22.12.2024

PANTONE 17-1230 Mocha Mousse, Color of the Year 2025

The Pantone Color Institute* named “Mocha Mousse” the new color of the year, describing it as “a warming, brown hue imbued with richness.”

The Pantone Color of the Year program engages the design community and color enthusiasts in a conversation around color, highlighting the relationship between color and culture. Pantone selects a color each year that captures the global zeitgeist – the Color of the Year express a global mood and an attitude, reflecting collective desire in the form of a single, distinct hue.

For 2025, the Pantone Color Institute selects PANTONE 17-1230 Mocha Mousse, a warming, brown hue imbued with richness. It nurtures us with its suggestion of the delectable qualities of chocolate and coffee, answering our desire for comfort.

“Underpinned by our desire for every day pleasures, PANTONE 17-1230 Mocha Mousse expresses a level of thoughtful indulgence. Sophisticated and lush, yet at the same time an unpretentious classic, PANTONE 17-1230 Mocha Mousse extends our perceptions of the browns from being humble and grounded to embrace aspirational and luxe”, – Leatrice Eiseman, Executive Director Pantone Color Institute

Why Mocha Mousse?
Aside from the more obvious chocolate connection, Laurie Pressman, the Pantone Color Institute's business and creative director and Leatrice Eiseman, the Pantone Color Institute's executive director, tell that the shade creates a sense of harmony and warmth.

In 2023 and 2024, Pantone selected shades of magenta and peach, respectively, reflecting a desire to be celebratory after prolonged COVID lockdowns. Now, with the pandemic firmly in the collective rearview, the world is ready to embrace a softer, quieter joy Pressman and Eiseman say.

"The overriding theme as we went into looking for this year's color was this whole idea of harmony," Pressman says. As the world becomes more complex, consumers are searching for inner peace and balance, she says. A "versatile" light brown that can reflect both luxury and an alignment with the natural world is the perfect shade to communicate that desire.

"We have enough going on outside of us we're looking for things that are softer and things that are lighter," Pressman says. As for those "dopamine brights" (read: Barbie pink and Bratz green), there's a place for those as well, but mocha mousse reflects a mood much larger than any fleeting zeitgeisty trend, she says.

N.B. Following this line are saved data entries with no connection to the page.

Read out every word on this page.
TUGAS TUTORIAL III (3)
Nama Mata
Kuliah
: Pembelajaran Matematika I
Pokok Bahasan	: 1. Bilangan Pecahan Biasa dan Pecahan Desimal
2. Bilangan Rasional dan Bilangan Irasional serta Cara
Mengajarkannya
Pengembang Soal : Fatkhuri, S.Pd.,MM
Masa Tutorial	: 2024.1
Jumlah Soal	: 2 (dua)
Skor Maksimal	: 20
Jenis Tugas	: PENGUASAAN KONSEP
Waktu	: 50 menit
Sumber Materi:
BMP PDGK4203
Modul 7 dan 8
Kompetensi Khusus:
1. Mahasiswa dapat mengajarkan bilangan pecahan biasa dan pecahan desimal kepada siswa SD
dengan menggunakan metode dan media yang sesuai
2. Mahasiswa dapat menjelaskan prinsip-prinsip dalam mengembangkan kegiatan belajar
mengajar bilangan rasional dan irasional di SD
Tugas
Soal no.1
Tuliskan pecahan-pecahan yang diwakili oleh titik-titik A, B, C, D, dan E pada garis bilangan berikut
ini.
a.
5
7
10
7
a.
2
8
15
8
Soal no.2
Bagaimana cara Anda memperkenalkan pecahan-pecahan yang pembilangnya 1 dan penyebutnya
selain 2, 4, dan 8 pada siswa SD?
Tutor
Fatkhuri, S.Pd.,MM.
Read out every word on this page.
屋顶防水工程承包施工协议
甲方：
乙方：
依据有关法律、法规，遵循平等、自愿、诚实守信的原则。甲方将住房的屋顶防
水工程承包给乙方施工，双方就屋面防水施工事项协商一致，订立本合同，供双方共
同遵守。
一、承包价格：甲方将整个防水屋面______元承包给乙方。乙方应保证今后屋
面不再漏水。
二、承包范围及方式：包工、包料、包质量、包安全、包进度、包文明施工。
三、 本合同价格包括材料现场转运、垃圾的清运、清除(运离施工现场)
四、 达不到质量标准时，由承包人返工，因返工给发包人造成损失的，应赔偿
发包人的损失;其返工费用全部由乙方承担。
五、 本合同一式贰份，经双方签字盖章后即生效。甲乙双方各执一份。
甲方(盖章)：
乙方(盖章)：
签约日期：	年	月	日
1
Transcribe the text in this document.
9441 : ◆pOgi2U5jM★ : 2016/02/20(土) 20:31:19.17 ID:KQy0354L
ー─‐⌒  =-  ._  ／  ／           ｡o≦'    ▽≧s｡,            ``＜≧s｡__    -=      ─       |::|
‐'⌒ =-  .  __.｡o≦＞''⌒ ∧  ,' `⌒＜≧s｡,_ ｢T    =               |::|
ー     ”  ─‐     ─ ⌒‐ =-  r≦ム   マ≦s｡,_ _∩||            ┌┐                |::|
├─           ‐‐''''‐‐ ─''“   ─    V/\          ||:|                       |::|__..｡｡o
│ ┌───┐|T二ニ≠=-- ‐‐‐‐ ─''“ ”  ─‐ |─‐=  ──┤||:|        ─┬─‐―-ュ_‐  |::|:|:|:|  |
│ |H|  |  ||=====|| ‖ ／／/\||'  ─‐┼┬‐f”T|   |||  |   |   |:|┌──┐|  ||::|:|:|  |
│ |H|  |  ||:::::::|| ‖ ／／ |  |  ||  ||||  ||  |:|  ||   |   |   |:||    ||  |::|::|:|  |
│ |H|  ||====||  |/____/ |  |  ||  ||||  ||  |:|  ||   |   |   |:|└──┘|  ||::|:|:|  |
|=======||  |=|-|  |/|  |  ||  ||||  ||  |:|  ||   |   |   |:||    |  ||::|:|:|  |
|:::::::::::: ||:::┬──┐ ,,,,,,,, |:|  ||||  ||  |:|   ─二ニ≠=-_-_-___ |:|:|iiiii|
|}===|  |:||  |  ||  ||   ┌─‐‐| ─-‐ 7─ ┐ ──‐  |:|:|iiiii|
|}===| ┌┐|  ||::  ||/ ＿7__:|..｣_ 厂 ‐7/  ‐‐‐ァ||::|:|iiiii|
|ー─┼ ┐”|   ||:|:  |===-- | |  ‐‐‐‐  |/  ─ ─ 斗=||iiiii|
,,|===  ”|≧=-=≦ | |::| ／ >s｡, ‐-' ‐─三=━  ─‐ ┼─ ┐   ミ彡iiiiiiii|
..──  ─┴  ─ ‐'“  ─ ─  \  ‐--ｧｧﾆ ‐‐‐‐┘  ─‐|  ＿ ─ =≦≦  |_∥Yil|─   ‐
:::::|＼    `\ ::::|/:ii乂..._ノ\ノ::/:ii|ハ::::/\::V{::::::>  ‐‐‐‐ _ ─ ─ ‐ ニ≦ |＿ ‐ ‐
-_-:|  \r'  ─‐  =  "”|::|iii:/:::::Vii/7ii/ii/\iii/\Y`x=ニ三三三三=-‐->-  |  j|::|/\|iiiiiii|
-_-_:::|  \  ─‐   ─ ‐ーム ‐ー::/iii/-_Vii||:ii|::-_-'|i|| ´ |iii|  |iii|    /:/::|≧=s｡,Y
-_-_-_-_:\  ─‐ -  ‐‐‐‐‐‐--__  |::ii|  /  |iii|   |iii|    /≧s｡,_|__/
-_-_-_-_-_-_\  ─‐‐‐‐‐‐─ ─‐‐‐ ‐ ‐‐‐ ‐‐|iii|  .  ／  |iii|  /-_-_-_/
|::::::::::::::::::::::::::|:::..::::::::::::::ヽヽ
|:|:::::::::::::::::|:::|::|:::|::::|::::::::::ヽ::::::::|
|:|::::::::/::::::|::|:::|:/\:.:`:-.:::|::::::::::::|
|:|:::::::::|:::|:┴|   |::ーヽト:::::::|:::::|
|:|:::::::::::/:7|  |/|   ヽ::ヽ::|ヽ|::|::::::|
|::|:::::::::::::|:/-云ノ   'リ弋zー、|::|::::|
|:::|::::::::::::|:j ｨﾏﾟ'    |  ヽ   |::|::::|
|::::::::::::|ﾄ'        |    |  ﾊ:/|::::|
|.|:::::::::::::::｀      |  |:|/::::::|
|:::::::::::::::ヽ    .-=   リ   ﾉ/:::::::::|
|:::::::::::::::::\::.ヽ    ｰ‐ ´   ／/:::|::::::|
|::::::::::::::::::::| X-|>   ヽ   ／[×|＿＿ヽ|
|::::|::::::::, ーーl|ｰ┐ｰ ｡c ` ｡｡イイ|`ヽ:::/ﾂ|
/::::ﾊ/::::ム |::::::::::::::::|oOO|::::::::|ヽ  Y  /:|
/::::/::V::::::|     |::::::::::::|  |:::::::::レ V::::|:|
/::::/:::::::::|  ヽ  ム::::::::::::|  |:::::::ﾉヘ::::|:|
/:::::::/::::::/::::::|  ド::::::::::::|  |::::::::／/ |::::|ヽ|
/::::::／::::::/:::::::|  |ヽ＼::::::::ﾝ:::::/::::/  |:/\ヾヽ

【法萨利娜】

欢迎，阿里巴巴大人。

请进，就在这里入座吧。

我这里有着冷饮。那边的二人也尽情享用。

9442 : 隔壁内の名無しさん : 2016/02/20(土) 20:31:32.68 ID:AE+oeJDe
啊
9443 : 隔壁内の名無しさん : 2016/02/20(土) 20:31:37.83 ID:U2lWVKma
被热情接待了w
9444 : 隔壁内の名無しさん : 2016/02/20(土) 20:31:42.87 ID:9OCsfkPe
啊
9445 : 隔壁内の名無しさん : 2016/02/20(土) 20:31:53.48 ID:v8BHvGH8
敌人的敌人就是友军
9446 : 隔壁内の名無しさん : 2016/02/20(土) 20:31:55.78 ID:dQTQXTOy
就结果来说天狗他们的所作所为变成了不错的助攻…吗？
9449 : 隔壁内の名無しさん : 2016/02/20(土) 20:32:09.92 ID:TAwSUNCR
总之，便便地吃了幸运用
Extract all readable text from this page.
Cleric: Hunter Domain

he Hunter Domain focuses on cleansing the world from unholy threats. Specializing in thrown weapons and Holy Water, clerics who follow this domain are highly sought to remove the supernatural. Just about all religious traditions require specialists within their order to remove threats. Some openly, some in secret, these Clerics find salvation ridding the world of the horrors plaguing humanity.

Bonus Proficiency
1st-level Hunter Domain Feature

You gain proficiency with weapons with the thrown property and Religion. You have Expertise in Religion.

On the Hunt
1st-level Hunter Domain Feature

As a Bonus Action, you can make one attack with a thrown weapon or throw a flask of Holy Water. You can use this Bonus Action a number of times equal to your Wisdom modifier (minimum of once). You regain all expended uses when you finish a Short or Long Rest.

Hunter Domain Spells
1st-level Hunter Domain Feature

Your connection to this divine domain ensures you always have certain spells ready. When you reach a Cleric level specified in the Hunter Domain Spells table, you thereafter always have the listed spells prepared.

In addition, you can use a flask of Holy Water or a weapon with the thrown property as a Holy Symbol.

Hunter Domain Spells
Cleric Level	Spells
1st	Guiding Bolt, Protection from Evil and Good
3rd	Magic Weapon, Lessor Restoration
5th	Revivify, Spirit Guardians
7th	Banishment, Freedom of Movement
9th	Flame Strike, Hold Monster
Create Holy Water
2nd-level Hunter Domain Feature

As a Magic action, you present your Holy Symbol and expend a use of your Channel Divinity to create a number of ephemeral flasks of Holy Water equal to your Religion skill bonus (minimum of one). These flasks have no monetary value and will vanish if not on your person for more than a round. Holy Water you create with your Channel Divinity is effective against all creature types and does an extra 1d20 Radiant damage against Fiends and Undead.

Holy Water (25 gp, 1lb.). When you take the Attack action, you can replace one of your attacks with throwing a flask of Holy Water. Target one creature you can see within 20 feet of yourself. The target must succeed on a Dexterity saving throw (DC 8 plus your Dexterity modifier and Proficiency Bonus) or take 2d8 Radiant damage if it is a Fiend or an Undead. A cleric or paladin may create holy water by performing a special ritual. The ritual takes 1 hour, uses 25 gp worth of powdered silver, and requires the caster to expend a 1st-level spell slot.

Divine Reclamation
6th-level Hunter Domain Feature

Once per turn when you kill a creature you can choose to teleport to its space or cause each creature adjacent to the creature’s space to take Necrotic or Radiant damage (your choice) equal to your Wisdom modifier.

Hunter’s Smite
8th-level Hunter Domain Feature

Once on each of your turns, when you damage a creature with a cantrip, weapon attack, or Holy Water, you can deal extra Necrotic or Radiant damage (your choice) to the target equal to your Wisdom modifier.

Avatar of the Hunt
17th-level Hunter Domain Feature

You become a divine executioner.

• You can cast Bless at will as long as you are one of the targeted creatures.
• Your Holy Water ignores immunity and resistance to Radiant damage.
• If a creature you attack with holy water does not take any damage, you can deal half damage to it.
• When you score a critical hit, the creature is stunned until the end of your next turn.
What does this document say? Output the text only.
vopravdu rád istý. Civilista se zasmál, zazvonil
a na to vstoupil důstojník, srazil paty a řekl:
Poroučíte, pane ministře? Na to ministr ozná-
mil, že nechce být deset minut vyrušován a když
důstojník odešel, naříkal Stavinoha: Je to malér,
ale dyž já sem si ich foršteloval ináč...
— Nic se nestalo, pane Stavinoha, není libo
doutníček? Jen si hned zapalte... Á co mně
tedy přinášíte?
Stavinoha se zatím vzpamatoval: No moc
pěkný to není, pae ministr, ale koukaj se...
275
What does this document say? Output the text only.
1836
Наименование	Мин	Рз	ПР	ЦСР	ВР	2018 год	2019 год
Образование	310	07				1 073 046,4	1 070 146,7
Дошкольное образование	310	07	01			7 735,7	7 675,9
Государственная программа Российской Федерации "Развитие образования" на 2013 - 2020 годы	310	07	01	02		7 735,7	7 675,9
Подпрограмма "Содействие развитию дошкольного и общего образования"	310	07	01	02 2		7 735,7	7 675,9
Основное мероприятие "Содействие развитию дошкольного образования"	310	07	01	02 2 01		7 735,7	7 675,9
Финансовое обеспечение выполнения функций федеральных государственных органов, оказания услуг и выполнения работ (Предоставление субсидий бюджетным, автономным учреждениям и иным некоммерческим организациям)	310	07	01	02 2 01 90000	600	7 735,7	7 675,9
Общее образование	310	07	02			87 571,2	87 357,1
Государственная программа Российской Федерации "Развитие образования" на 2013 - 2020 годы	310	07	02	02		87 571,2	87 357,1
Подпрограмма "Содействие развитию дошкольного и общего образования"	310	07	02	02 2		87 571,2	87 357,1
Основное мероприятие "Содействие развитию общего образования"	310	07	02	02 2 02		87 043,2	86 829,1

How does Pantone decide color of the year?
The color of the year has been around since 1999 and, contrary to what some may believe, is not just a handful of people at Pantone looking at swatches and placing their bets. Selected by an international team, the color of the year draws upon a large body of consumer data across the fashion, design, culinary and auto industries.
It's actually "a very detached exercise," Pressman says. However, our reaction to it does not have to be.

Part of the joy of the annual reveal, Eiseman says, is that it unleashes a "necessity to talk about color." In sparking that conversation another more subtle one emerges alongside it − a dialogue about how we feel our years went and what mood we want to represent this chapter at both a communal and individual level. "Our reaction to color is very personal, isn't it?" Eiseman says. "It brings back childhood memories – our first tricycle or the time you got sick when you ate too much cotton candy.”
Whether the whole world nods its head, or cocks it to the side in confusion instead, over this morning's reveal, it will have sparked a debate with cultural implications that stretches beyond "mocha mousse."

Objects in a light brown hue of Mocha Mousse, featured in the Western European Glass Art and Ceramics section of the museum repository:

Onion-shaped vase. Émile Gallé manufactory. France, Nancy. Circa 1900
Vase with the image of nasturtium. Émile Gallé manufactoryFrance, Nancy. Circa 1900
Vase with the image of spray roses. Gabriel Argy-Rousseau. France, Paris. First half of the 20th century
Vase with the image of roses. Daum Freres manufactory. France, Nancy. Early 20th century
Vase with golden knops. Daum Freres manufactory. France, Nancy. The 20th century
Vase with the image of chrysanthemum. Émile Gallé manufactory. France, Nancy. 1904-1906


*At Pantone Color Institute, they unite the science and emotion of color. Recognized globally as a leading source of color expertise, Pantone Color Institute provides color insights and solutions; collaborating with our clients to strategically address color challenges and develop a color and design approach consistent with their brand vision.